Poranna rozmowa Gazeta.pl z Ryszardem Kaliszem (14.01.2019)

Ryszard Kalisz był poniedziałek gościem porannej rozmowy w Gazeta.pl. Komentował m.in. atak na Pawła Adamowicza, prezydenta Gdańska, podczas finału WOŚP.
Zobacz wideo

Ryszard Kalisz, polityk i prawnik, był gościem poranka Gazeta.pl. Jednym z tematów, które poruszono podczas rozmowy było wstrząsające wydarzenie z finału WOŚP w Gdańsku. Paweł Adamowicz został zaatakowany przez napastnika nożem.

Zobacz także: Paweł Adamowicz przeżył operację. Owacje przed szpitalem. "Zadecydują najbliższe godziny"

- Całym sercem jestem z prezydentem Pawłem Adamowiczem - powiedział Ryszard Kalisz. 

Ryszard Kalisz w Gazeta.pl o ataku na Pawła Adamowicza

- Wstrząsnęło mną to - mówił Ryszard Kalisz. - Najbardziej to, że ten człowiek [napastnik Stefan W. - przy. red.] chodził potem po scenie z nożem. To trwało wieczność. 

Dodał, że z jego perspektywy scena, na której odbył się finał WOŚP w Gdańsku, była "zupełnie niechroniona". Zaznaczył, że w firmach ochroniarskich często pracują młode, niedoświadczone osoby lub osoby starsze, które są gotowe na takie tragiczne incydenty. 

- W takich sytuacjach firmie ochroniarskiej bezwzględnie powinna być odbierana koncesja - powiedział Ryszard Kalisz. 

Kalisz powiedział również, że z jego obserwacji wynika, że policja jest coraz bardziej upolityczniona. - Policja powinna chronić każdą imprezę, każdą osobę. To że na policję przenosi się niechęć władzy, to bardzo zły znak - dodał. 

Zdaniem Ryszard Kalisza powodem wszystkich niedawnych tragedii jest nieprzestrzeganie procedur.
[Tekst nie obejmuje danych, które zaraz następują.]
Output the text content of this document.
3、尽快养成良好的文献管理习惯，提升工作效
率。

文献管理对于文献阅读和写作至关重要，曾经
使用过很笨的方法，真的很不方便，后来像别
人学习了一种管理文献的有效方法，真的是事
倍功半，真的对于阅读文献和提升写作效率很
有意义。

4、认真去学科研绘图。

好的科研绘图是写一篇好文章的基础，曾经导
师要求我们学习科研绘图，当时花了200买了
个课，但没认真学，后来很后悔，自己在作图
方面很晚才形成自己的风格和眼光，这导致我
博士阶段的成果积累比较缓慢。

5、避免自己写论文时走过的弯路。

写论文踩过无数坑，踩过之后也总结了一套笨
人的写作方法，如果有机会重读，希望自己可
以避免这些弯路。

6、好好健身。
Miał na myśli zarówno atak na Pawła Adamowicza, tragedię, do której doszło w escape roomie w Koszalinie, jak i katastrofę smoleńską. 

Ryszard Kalisz: Epatowanie niechęcią tworzy atmosferę do takich zachowań

Podczas rozmowy nie udało się uniknąć politycznego aspektu ataku na Pawła Adamowicza. - Epatowanie m.in. w mediach publicznych, niechęcią, może pośrednio tworzyć atmosferę dla tego typu zachowań - stwierdził Kalisz. 

Ryszard Kalisz podniósł również kwestię tego, co krzyczał Stefan W. ze sceny. Napastnik mówił, że spędził w więzieniu pięć lat, mimo że był niewinny. [Przypominamy, że podczas rozprawy Stefan W. przyznał się do napadów na banki]. Kalisz zauważył, że trwająca od kilku lat dyskredytacja środowiska sędziowskiego również może bezpośrednio przyczyniać się do takich sytuacji.

- Czy nieustanna dyskredytacja środowiska sędziowskiego i samego wymiaru sprawiedliwości, a co za tym idzie wyroków sądowych w sprawach karnych nie jest pożywką dla ludzi w zakładach karnych do tego, aby w ich głowach rodziły się takie ekstremalne pomysły? - pytał Kalisz.